The Supreme Court turned away a major challenge to the federal government's lethal injection protocol on Monday, a win for the Trump administration that has set execution dates to begin mid-July after a nearly two-decade lapse.
In 2019 Attorney General William Barr's moved to reinstate the federal death penalty, underscoring the stark law-and-order philosophy of the Trump administration. At the time, he directed the head of the Bureau of Prisons to execute five inmates he said represented the "worst criminals."
The Bureau of Prisons adopted a new lethal injection protocol consisting of a single drug, pentobarbital.
The federal inmates involved in the appeal were Daniel Lewis Lee, who killed a family of three, including an 8-year-old girl; Wesley Ira Purkey, who raped and murdered a 16-year-old girl; Alfred Bourgeois, who tortured and killed his own 2-year-old daughter; and Dustin Lee Honken, who shot and killed five people, including two young girls.
Although the order was unsigned, Justices Ruth Bader Ginsburg and Sonia Sotomayor said they would have heard the challenge.
"The prisoners in these cases have other challenges that have not been fully decided yet, but this was perhaps the central legal objection to Barr's reinstitution of the federal death penalty," said Steve Vladeck, CNN Supreme Court analyst and professor at the University of Texas School of Law. "Today's ruling removes a major obstacle to the resumption of federal executions, but not the only one."
A district judge blocked the executions from going forward, holding that the protocol conflicts with the Federal Death Penalty Act, which requires adherence to a state's method of execution.

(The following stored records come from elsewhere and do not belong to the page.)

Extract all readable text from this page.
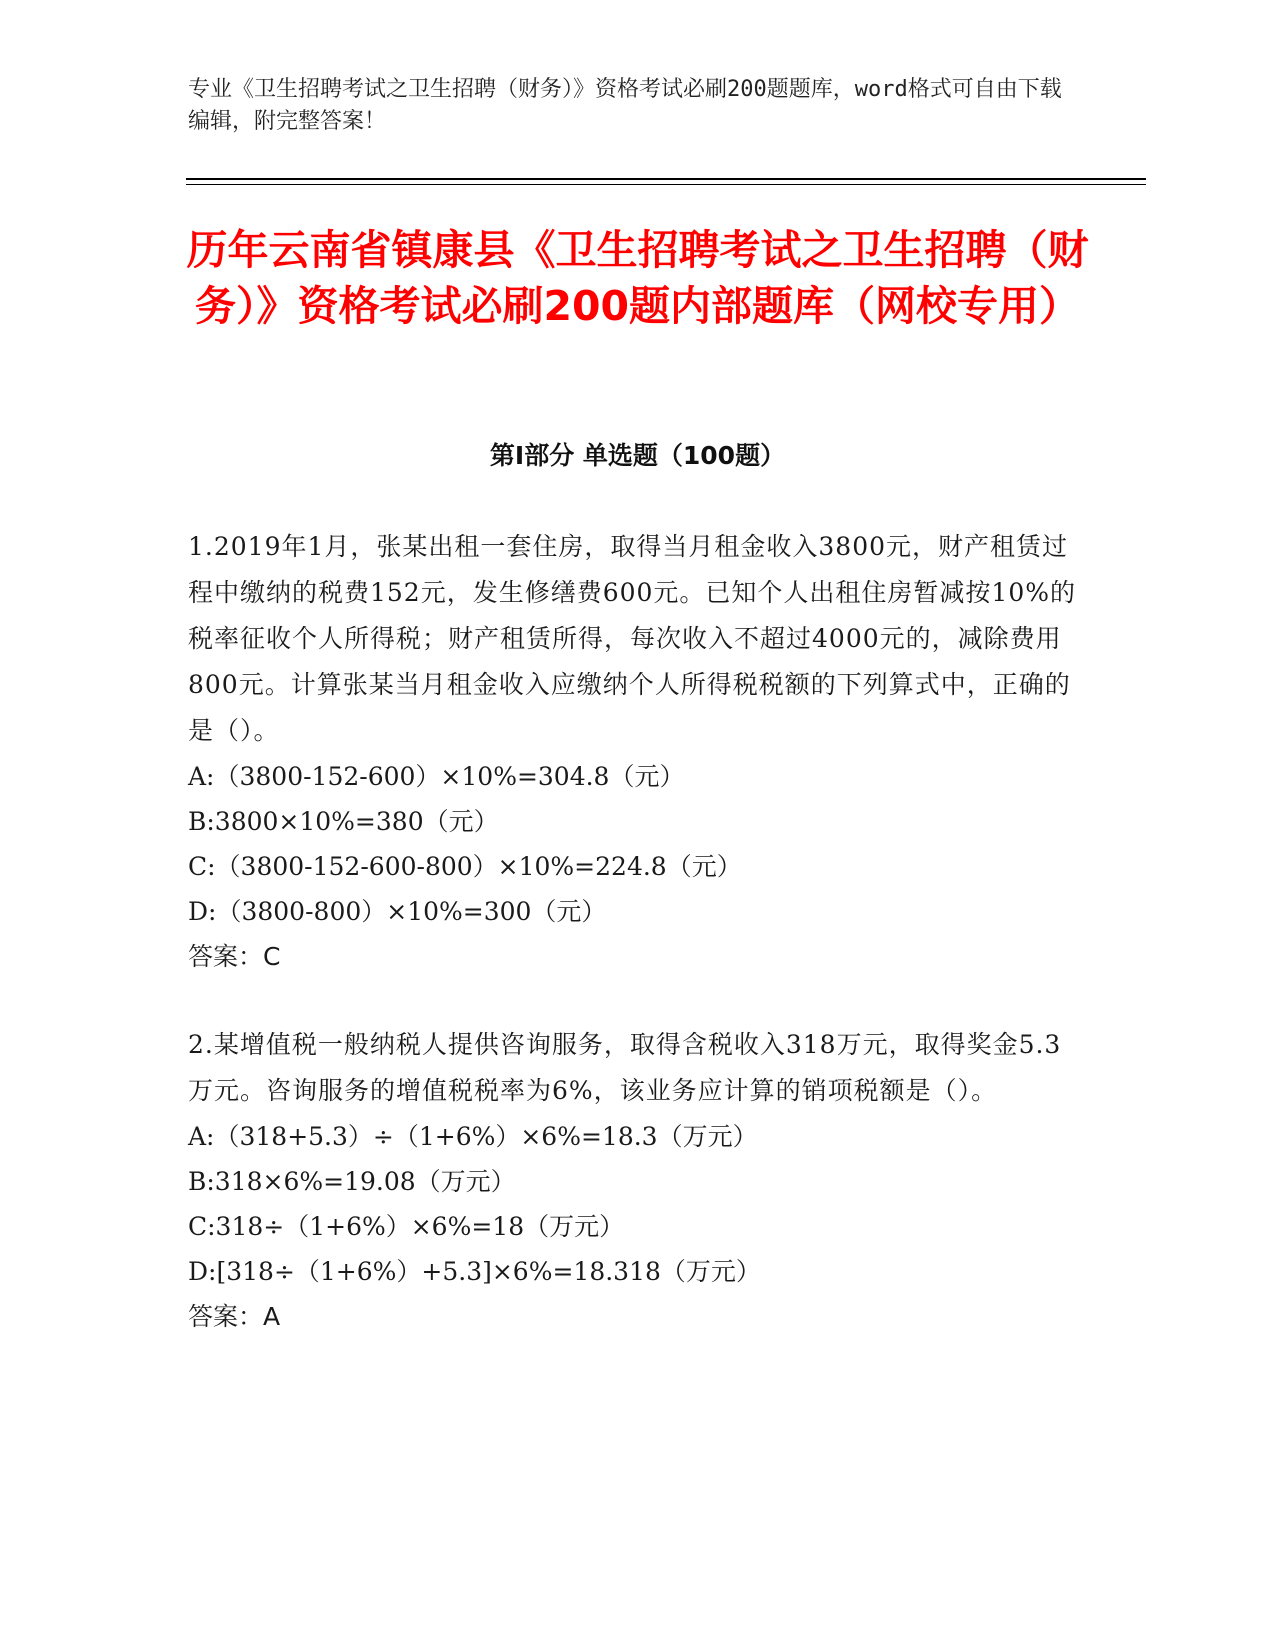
专业《卫生招聘考试之卫生招聘（财务）》资格考试必刷200题题库，word格式可自由下载编辑，附完整答案！
历年云南省镇康县《卫生招聘考试之卫生招聘（财务）》资格考试必刷200题内部题库（网校专用）
第I部分 单选题（100题）

1.2019年1月，张某出租一套住房，取得当月租金收入3800元，财产租赁过程中缴纳的税费152元，发生修缮费600元。已知个人出租住房暂减按10%的税率征收个人所得税；财产租赁所得，每次收入不超过4000元的，减除费用800元。计算张某当月租金收入应缴纳个人所得税税额的下列算式中，正确的是（）。

A:（3800-152-600）×10%=304.8（元）

B:3800×10%=380（元）

C:（3800-152-600-800）×10%=224.8（元）

D:（3800-800）×10%=300（元）

答案：C

2.某增值税一般纳税人提供咨询服务，取得含税收入318万元，取得奖金5.3万元。咨询服务的增值税税率为6%，该业务应计算的销项税额是（）。

A:（318+5.3）÷（1+6%）×6%=18.3（万元）

B:318×6%=19.08（万元）

C:318÷（1+6%）×6%=18（万元）

D:[318÷（1+6%）+5.3]×6%=18.318（万元）

答案：A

US District Judge Tanya Chutkan of the District of Columbia Circuit put the executions on hold, ruling that a delay would not hurt the government, particularly because it has waited several years to announce a new protocol.
Chutkan said the public interest is not served by "executing individuals before they have had the opportunity to avail themselves of legitimate procedures to challenge the legality of their executions."
Lawyers for the inmates argued that the government is trying to push the issue forward even though it took eight years to create a new execution protocol.
"From the moment it announced the protocol on July 25, 2019, the government has rushed the process in order to carry out executions without meaningful judicial review of the legality and constitutionality of the new execution procedures," said Cate Stetson, a lawyer for the inmates.
A federal appeals court reversed the district court.